© The Dorothea Lange Collection, Oakland Museum of California, Oakland. Don de Paul S. Taylor. |
Dorothea Lange
La soupe populaire White Angel , 1934, tirée v. 1945
Épreuve à la gélatine
argentique
Acheté en 2005
Les oeuvres de Dorothea Lange intitulées La soupe populaire White Angel (1934), acquise
par le Musée des beaux-arts du Canada en 2005, et Une mère, travailleuse itinérante (1936),
acquise en 1995, sont sans conteste des images qui expriment la quintessence de la Crise.
Toutefois, elles s’inscrivent aussi dans le contexte plus vaste de l’histoire de la photographie
qui privilégie les moments de la vie quotidienne plutôt qu’une vie idéalisée. Ce qui frappe
dans La soupe populaire White Angel, c’est l’élégance avec laquelle Lange a su établir le parfait équilibre entre l’aspect narratif et l’aspect formel de sa composition. Faisant preuve d’un
remarquable talent pour organiser un espace complexe, elle attire notre attention sur un seul
individu parmi tous les sans-emploi qui font la queue dans un enclos bondé pour obtenir de
la nourriture. Il s’agit de la silhouette d’un homme qui tient fermement une tasse en fer-blanc
et qui, d’après ses vêtements râpés et son apparence débraillée, doit être sur le pavé depuis
un bon moment. Appuyé sur l’un des barreaux de la clôture en bois qui coupe en diagonale le
quart inférieur de la photographie, il regarde devant lui, le dos tourné au reste de la foule, perdu
dans ses pensées.

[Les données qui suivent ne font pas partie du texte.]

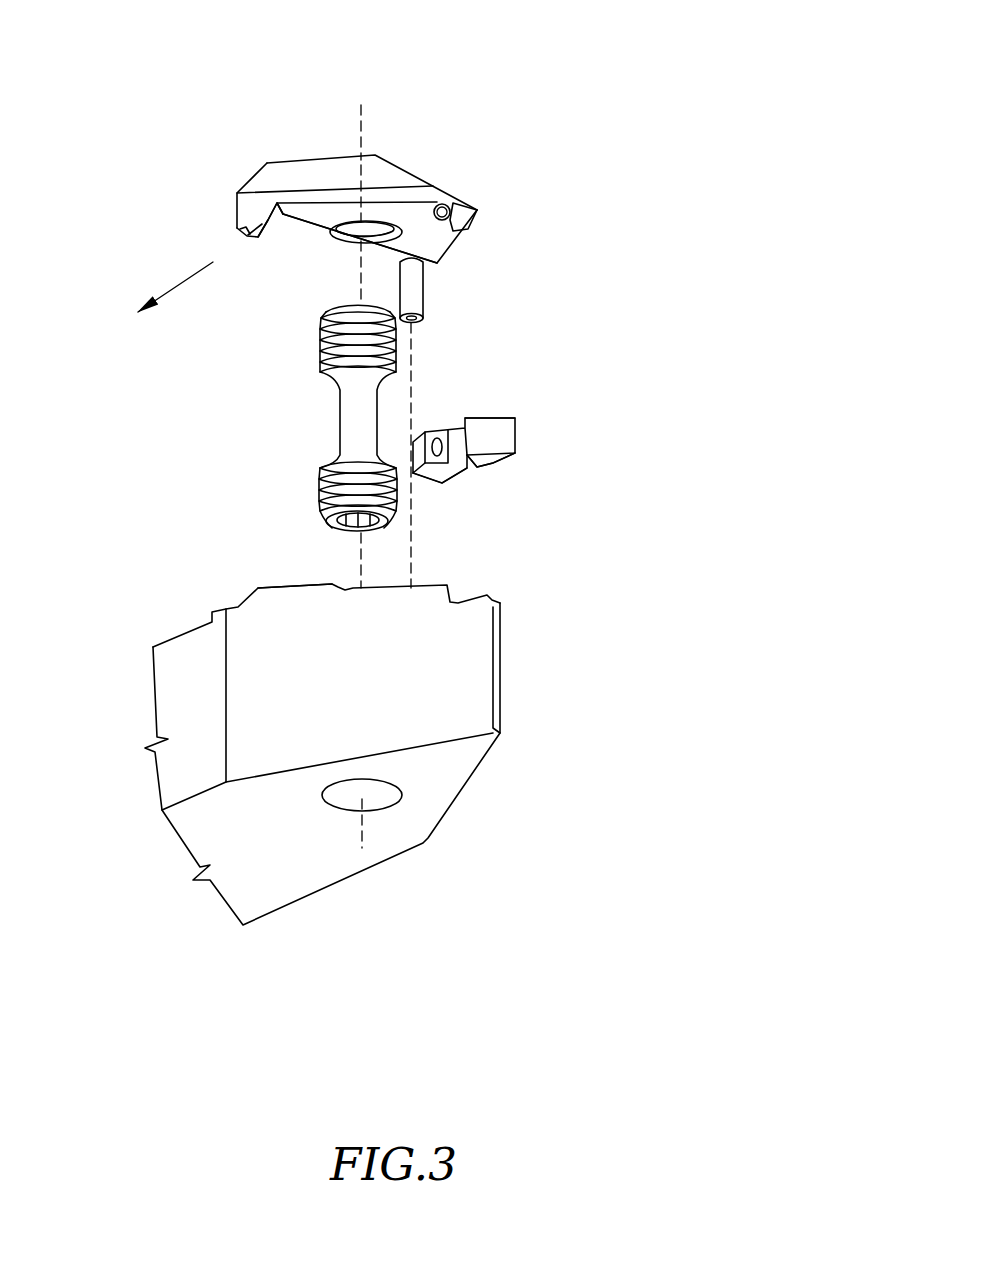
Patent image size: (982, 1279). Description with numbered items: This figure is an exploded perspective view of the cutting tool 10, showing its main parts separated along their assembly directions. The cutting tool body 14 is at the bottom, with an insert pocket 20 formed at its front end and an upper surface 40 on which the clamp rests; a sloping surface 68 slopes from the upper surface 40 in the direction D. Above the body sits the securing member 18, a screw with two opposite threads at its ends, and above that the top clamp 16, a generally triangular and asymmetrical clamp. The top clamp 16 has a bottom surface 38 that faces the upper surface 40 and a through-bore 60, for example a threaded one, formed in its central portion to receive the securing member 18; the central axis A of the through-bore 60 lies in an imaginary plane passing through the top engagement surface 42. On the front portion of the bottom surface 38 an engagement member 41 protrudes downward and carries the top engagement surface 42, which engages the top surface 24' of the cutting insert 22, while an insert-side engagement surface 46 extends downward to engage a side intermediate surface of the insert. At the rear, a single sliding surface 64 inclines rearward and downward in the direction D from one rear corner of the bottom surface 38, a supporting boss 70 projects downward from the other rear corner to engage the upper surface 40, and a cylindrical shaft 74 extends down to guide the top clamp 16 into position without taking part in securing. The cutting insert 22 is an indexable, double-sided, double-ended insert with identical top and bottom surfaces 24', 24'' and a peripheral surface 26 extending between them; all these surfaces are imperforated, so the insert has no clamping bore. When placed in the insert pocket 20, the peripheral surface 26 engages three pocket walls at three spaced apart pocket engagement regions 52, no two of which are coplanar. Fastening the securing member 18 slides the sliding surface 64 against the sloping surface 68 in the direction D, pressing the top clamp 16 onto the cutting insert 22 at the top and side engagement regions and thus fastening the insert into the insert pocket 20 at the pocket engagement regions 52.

The cutting tool 10 is at (690, 318).
The cutting tool body 14 is at (540, 752).
The top clamp 16 is at (258, 157).
The securing member 18 is at (353, 437).
The insert pocket 20 is at (480, 587).
The cutting insert 22 is at (547, 437).
The top surface 24' is at (543, 396).
The bottom surface 24'' is at (553, 483).
The peripheral surface 26 is at (465, 452).
The bottom surface 38 is at (298, 222).
The upper surface 40 is at (280, 575).
The engagement member 41 is at (456, 210).
The top engagement surface 42 is at (444, 203).
The insert-side engagement surface 46 is at (484, 219).
The pocket engagement regions 52 is at (437, 440).
The through-bore 60 is at (357, 243).
The sliding surface 64 is at (272, 223).
The sloping surface 68 is at (250, 597).
The supporting boss 70 is at (425, 268).
The shaft 74 is at (411, 305).
The central axis A is at (382, 328).
The direction D is at (165, 297).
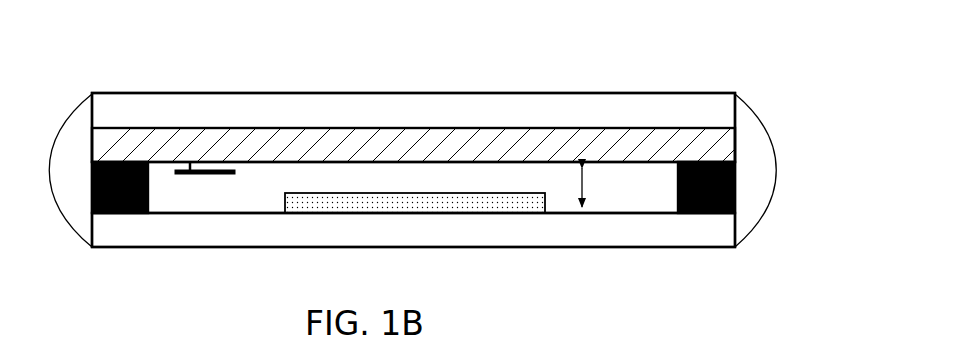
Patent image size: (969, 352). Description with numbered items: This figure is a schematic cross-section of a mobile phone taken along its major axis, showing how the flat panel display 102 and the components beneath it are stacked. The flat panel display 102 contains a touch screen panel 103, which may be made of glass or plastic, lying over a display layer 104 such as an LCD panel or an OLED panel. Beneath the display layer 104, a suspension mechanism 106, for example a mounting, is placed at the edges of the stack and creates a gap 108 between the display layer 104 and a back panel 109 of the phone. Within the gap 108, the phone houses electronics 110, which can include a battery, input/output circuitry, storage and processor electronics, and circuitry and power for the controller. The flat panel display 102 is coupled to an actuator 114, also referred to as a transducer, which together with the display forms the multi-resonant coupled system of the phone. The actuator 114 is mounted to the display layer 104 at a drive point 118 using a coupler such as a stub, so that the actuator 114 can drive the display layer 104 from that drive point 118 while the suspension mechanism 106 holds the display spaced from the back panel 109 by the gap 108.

The flat panel display 102 is at (77, 94).
The touch screen panel 103 is at (740, 120).
The display layer 104 is at (740, 145).
The suspension mechanism 106 is at (740, 193).
The gap 108 is at (593, 192).
The back panel 109 is at (465, 237).
The electronics 110 is at (298, 210).
The actuator 114 is at (208, 178).
The drive point 118 is at (193, 158).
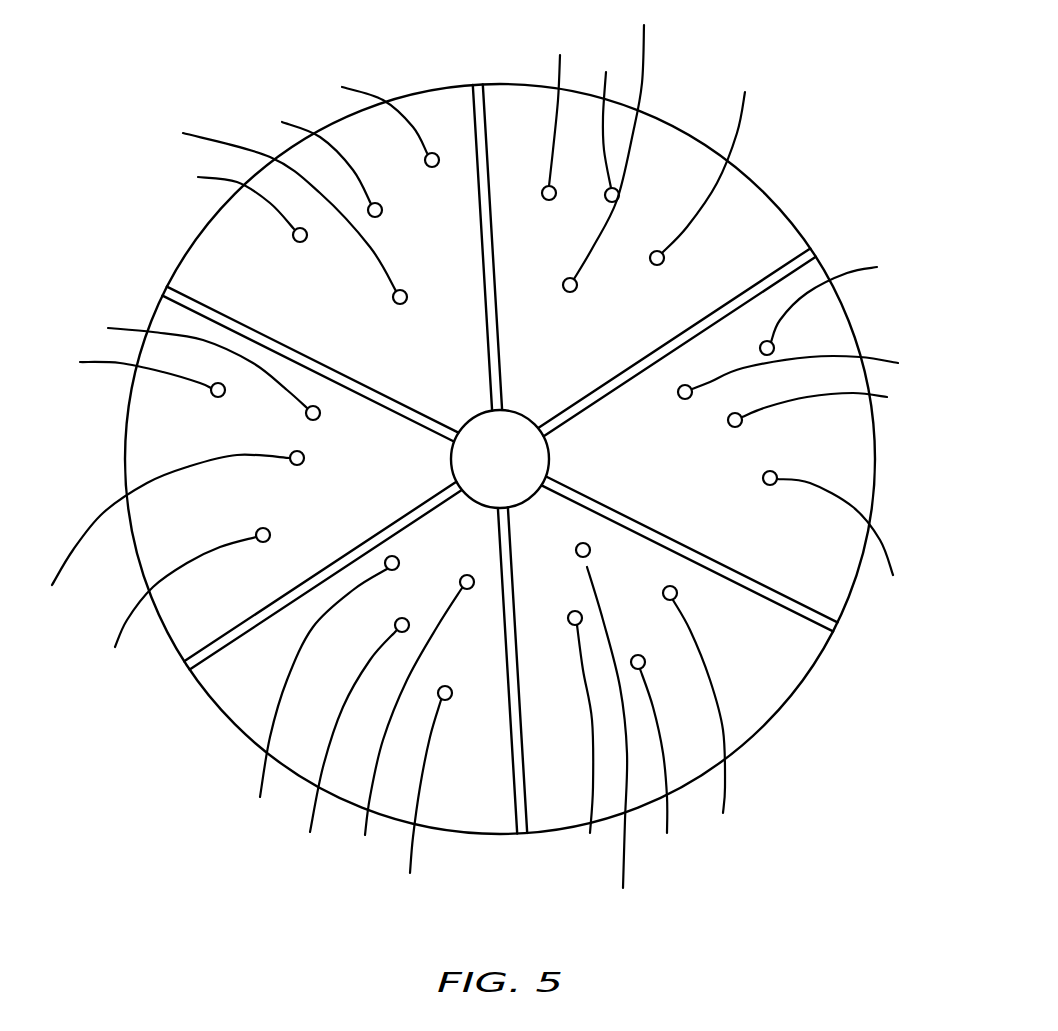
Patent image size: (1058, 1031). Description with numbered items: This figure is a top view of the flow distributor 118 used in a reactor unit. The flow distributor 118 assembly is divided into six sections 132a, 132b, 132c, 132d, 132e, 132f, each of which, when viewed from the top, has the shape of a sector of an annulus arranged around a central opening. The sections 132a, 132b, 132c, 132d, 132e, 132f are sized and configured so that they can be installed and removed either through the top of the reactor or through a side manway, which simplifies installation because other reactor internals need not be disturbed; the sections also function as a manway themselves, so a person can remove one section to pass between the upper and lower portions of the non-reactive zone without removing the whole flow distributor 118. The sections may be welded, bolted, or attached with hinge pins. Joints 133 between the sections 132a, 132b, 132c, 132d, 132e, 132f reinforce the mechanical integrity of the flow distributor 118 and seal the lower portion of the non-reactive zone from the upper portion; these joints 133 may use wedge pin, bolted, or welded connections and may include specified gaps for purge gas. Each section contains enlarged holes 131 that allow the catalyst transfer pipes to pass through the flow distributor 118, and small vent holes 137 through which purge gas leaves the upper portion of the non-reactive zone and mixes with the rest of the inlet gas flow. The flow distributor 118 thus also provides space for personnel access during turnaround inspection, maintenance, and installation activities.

The flow distributor 118 is at (813, 60).
The holes 131 is at (483, 444).
The section 132a is at (677, 150).
The section 132b is at (830, 332).
The section 132c is at (772, 680).
The section 132d is at (243, 705).
The section 132e is at (152, 440).
The section 132f is at (210, 255).
The joints 133 is at (479, 95).
The vent holes 137 is at (488, 470).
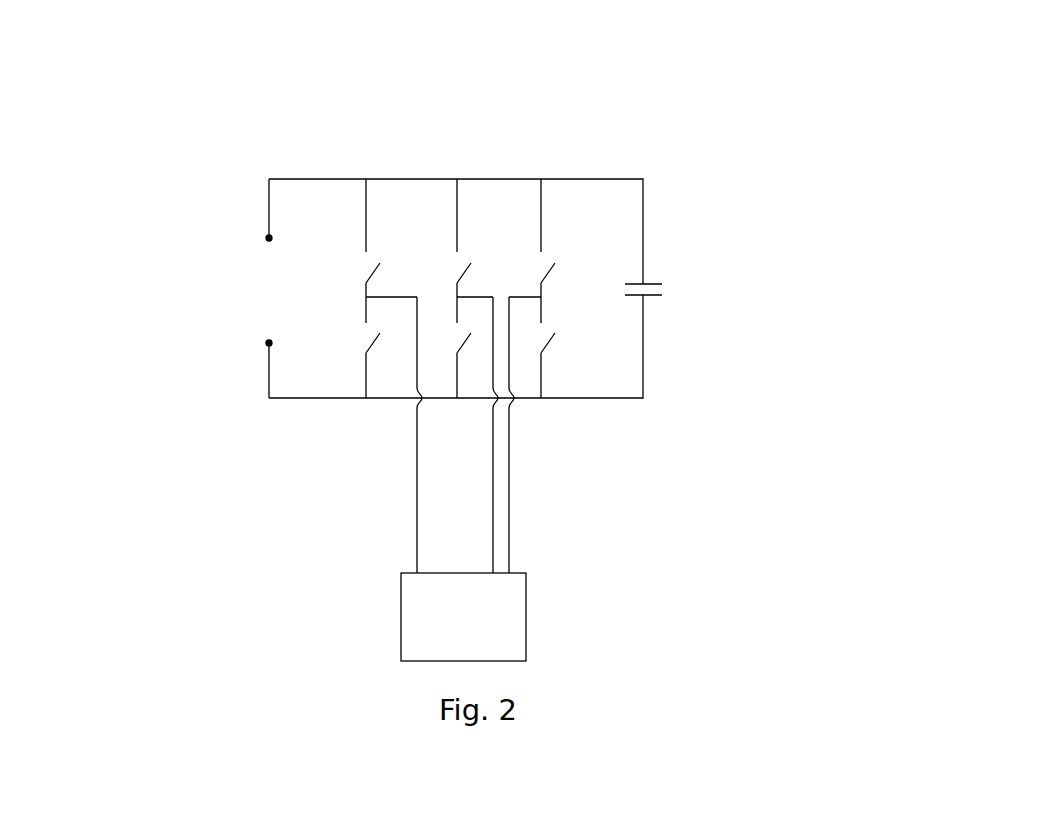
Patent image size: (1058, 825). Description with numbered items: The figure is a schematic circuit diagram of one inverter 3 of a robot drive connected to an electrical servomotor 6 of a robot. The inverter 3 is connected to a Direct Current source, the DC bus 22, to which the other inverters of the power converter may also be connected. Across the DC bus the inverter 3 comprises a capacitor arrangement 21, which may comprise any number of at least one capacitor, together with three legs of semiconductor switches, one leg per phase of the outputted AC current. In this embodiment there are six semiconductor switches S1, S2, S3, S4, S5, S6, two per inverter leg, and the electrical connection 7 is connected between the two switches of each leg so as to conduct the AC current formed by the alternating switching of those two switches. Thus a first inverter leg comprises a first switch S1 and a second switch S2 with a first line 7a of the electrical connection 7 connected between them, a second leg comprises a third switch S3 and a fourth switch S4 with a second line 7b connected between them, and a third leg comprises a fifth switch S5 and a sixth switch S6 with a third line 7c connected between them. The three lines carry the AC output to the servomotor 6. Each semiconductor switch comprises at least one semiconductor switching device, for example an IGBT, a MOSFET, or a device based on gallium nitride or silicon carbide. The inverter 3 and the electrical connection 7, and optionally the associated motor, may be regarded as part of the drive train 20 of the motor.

The inverter 3 is at (526, 209).
The drive train 20 is at (779, 178).
The capacitor arrangement 21 is at (652, 282).
The DC bus 22 is at (203, 298).
The electrical connection 7 is at (541, 435).
The first line 7a is at (417, 476).
The second line 7b is at (493, 510).
The third line 7c is at (510, 466).
The electrical servomotor 6 is at (472, 631).
The first switch S1 is at (354, 238).
The second switch S2 is at (354, 347).
The third switch S3 is at (446, 238).
The fourth switch S4 is at (447, 347).
The fifth switch S5 is at (529, 238).
The sixth switch S6 is at (565, 347).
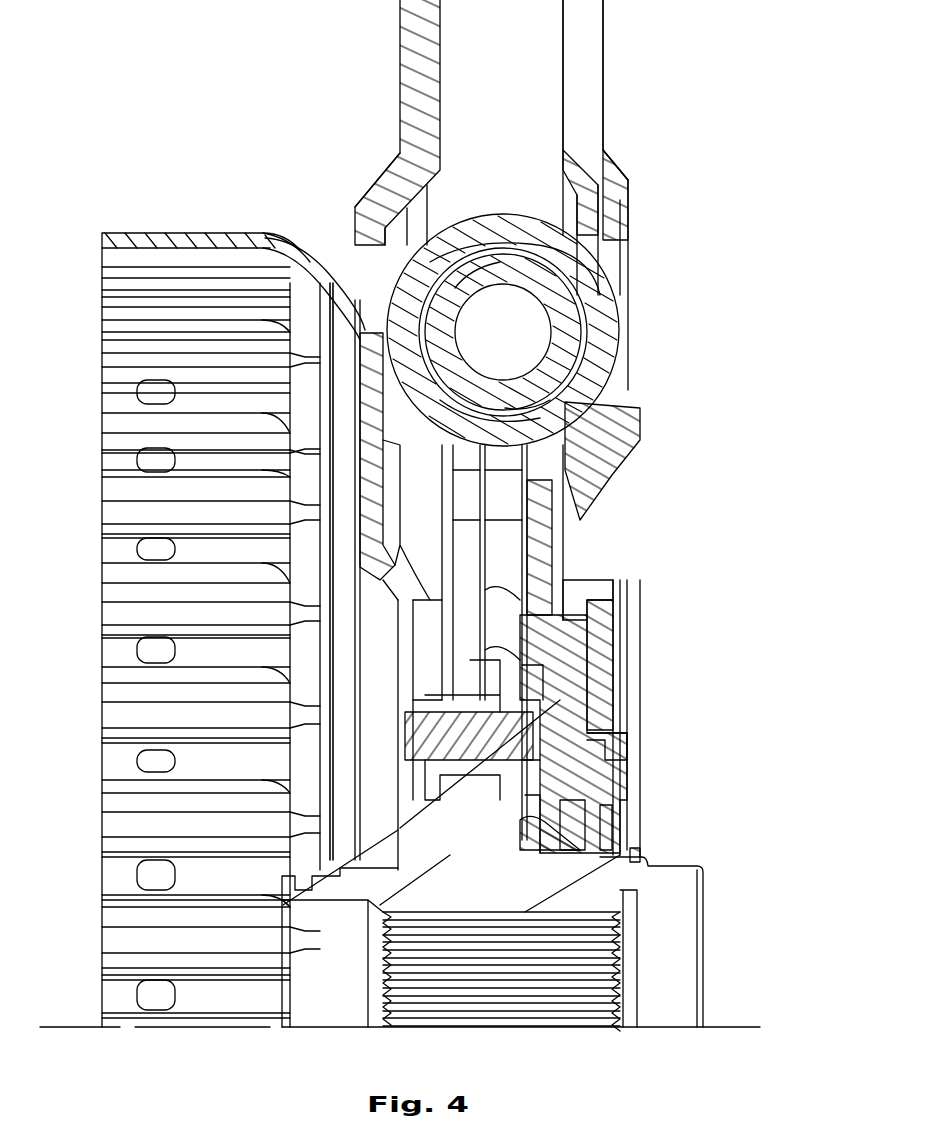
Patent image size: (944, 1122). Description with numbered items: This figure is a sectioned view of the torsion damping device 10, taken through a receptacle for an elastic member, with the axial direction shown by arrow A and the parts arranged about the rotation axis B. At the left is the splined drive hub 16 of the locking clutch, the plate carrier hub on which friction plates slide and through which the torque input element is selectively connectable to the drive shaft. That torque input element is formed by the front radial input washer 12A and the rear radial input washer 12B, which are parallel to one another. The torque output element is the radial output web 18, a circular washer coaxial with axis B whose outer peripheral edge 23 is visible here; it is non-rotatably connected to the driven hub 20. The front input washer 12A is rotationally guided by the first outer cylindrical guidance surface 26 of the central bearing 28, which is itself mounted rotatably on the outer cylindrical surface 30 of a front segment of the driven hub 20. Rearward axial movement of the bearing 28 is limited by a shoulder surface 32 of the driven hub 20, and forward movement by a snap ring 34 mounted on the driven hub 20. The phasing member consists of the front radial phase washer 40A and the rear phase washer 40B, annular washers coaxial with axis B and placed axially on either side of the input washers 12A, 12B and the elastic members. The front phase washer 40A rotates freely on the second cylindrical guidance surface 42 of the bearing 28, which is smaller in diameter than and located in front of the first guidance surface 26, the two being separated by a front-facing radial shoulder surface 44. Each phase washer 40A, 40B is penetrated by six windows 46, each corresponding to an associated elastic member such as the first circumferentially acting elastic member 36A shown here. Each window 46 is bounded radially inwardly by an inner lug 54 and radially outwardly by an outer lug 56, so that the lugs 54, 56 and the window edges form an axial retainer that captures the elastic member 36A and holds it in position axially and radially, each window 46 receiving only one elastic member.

The torsion damping device 10 is at (740, 157).
The splined drive hub 16 is at (200, 285).
The front radial phase washer 40A is at (595, 108).
The rear phase washer 40B is at (415, 118).
The outer lug 56 is at (377, 195).
The window 46 is at (588, 237).
The first circumferentially acting elastic member 36A is at (603, 342).
The inner lug 54 is at (628, 410).
The rear radial input washer 12B is at (575, 473).
The front radial input washer 12A is at (545, 512).
The outer peripheral edge 23 is at (567, 534).
The first outer cylindrical guidance surface 26 is at (598, 597).
The front-facing radial shoulder surface 44 is at (600, 628).
The radial output web 18 is at (505, 692).
The second cylindrical guidance surface 42 is at (605, 710).
The central bearing 28 is at (597, 773).
The shoulder surface 32 is at (533, 823).
The outer cylindrical surface 30 is at (632, 842).
The snap ring 34 is at (642, 860).
The driven hub 20 is at (613, 883).
The axial direction arrow A is at (738, 678).
The axis B is at (655, 1027).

Les yeux protégés contre l’intrusion de l’objectif par le large bord de son
chapeau cabossé, il émerge de la masse sombre des hommes grâce à sa position dans le sens
contraire des autres. Sa présence est mise en valeur par la lumière qui tombe sur les côtés
et sur le bord de son chapeau, sur sa tasse en fer-blanc et sur ses mains jointes. En mettant
l’accent sur ces détails révélateurs, et en plaçant le personnage principal légèrement à gauche
du centre, Lange crée un effet de tension bien senti entre les éléments à la verticale et en
diagonale, mais aussi une image d’une dimension théâtrale qui interpelle le spectateur par son
contenu. Comme l’ont fait remarquer plusieurs historiens de l’art, Lange atteint un équilibre
remarquable entre un portrait collectif représentant l’humanité et celui d’un individu.
C’est au début des années trente – quand l’intensité de la crise économique frappant les
citoyens ordinaires devient évidente – que Lange, spécialiste du portrait en studio, descend
pour la première fois dans la rue pour photographier et documenter les files désespérées de
sans-emploi et d’indigents. En 1934, alors que des dizaines de millions de personnes sont sans
travail, les villes deviennent des refuges pour les personnes déplacées en quête d’un gagnepain.
Pendant l’hiver de 1932 ou 1933, Lange peut voir depuis son atelier une soupe populaire
qu’une femme riche de San Francisco a organisée pour nourrir les démunis. C’est donc de très
près qu’elle fut témoin du drame humain qui se déroulait quotidiennement autour d’elle.